So at the end of it all, “Turn Left” is pretty clearly the first fifty minutes of a three-hour epic. Though that wasn’t obvious at the time, now there should be no question. Thing is, it serves not only as the setup for Donna’s character arc; in story terms it serves to set up both the nature and the significance of the events to follow over the next 115 minutes. Without it, the final two episodes are just so much aimless bluster.
There’s all the foreshadowing of the supporting cast’s fates, were Donna not involved. Rose’s story is a straight through-line — she spends “Turn Left” righting events so she can get straight to work on the timeline in “The Stolen Earth”. They’ve all gone wrong because Donna wasn’t there to help. Heck, Rose tells her right off that she’s going to die — and that she isn’t talking about in the alternate world (where she is incidentally going to die, however). She means the version of her who travels with the Doctor — as becomes more clear in retrospect, especially with Donna’s meltdown about how she can’t die, because she was going to travel with the Doctor forever.
Ultimately, the biggest reason to connect it is that it gives us a starting place. It shows us who Donna was, and why she was as she was; how little support she got from anyone, least of all Sylvia. And then, the story comes full circle. In the first fifty minutes we saw what she might have been, what she was capable of even if she had never met the Doctor, if only someone had believed in her. Then she’s returned to that situation, and Sylvia is given a second chance to do right by her.
The point of the story is basically that the proposal in “Turn Left” is fulfilled. The Donna whom we leave is a Donna who has in effect turned right. Yet the distinction has been pointed out to all concerned parties. The Doctor put a big bullet point on it. If you think she was better with me, he tells Sylvia, then take care of her, dammit. That’s just who she is, if you’ll allow it. And for such an immense story to basically be about that… As a writer Davies really hammers on this issue of faith, doesn’t he. Though it’s always humanist; about how you treat others.

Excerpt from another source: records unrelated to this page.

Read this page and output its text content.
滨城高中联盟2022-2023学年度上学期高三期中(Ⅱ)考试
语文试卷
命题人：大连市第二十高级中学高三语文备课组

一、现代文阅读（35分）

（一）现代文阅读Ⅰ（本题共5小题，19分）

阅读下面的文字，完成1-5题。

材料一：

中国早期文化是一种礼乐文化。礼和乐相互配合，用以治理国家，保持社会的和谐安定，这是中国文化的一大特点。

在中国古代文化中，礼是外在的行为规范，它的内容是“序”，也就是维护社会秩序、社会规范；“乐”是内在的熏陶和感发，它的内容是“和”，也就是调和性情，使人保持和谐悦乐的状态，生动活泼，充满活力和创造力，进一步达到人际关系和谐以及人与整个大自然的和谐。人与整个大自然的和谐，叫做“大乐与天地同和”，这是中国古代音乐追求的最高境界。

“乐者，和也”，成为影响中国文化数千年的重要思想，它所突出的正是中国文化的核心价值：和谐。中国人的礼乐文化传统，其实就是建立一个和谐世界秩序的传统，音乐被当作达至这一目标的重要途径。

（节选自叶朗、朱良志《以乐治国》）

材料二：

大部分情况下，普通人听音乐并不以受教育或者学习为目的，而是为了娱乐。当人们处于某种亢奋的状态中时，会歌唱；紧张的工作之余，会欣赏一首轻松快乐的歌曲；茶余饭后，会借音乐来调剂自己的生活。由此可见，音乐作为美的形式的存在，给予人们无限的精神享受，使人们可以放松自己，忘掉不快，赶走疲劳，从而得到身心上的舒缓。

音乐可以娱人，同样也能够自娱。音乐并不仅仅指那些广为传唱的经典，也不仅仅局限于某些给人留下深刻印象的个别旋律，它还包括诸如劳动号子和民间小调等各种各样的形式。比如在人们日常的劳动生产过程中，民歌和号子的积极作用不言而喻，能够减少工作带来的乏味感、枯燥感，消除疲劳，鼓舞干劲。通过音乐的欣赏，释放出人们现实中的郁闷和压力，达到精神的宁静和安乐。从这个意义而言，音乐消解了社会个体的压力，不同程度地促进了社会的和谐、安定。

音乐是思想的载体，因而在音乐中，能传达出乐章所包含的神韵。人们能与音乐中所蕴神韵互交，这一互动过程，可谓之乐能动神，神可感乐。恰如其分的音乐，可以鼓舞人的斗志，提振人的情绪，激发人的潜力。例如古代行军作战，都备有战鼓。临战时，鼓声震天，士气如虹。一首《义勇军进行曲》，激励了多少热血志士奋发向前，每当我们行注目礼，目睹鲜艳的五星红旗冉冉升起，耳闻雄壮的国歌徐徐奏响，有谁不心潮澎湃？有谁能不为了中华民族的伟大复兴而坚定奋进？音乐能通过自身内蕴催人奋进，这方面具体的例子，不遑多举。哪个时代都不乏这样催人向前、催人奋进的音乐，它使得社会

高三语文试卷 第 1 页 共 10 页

It’s just so much better and more complete a story, when you take it in full. Even the pacing makes more sense that way, with it getting more and more frenetic as it builds, keeping up the tension, keeping things from seeming like they’re dragging after you’ve been sitting there for a couple of hours already.
As a three-parter, I’ve got to say it has to be the most incredible epic the show has ever attempted — just on an emotional level, never mind the spectacle and sinks (and plungers). The scope is nothing to sniff at, of course. Yet without that episode… it’s just so much wank. There’s no anchor. It all seems so much smaller and more confused.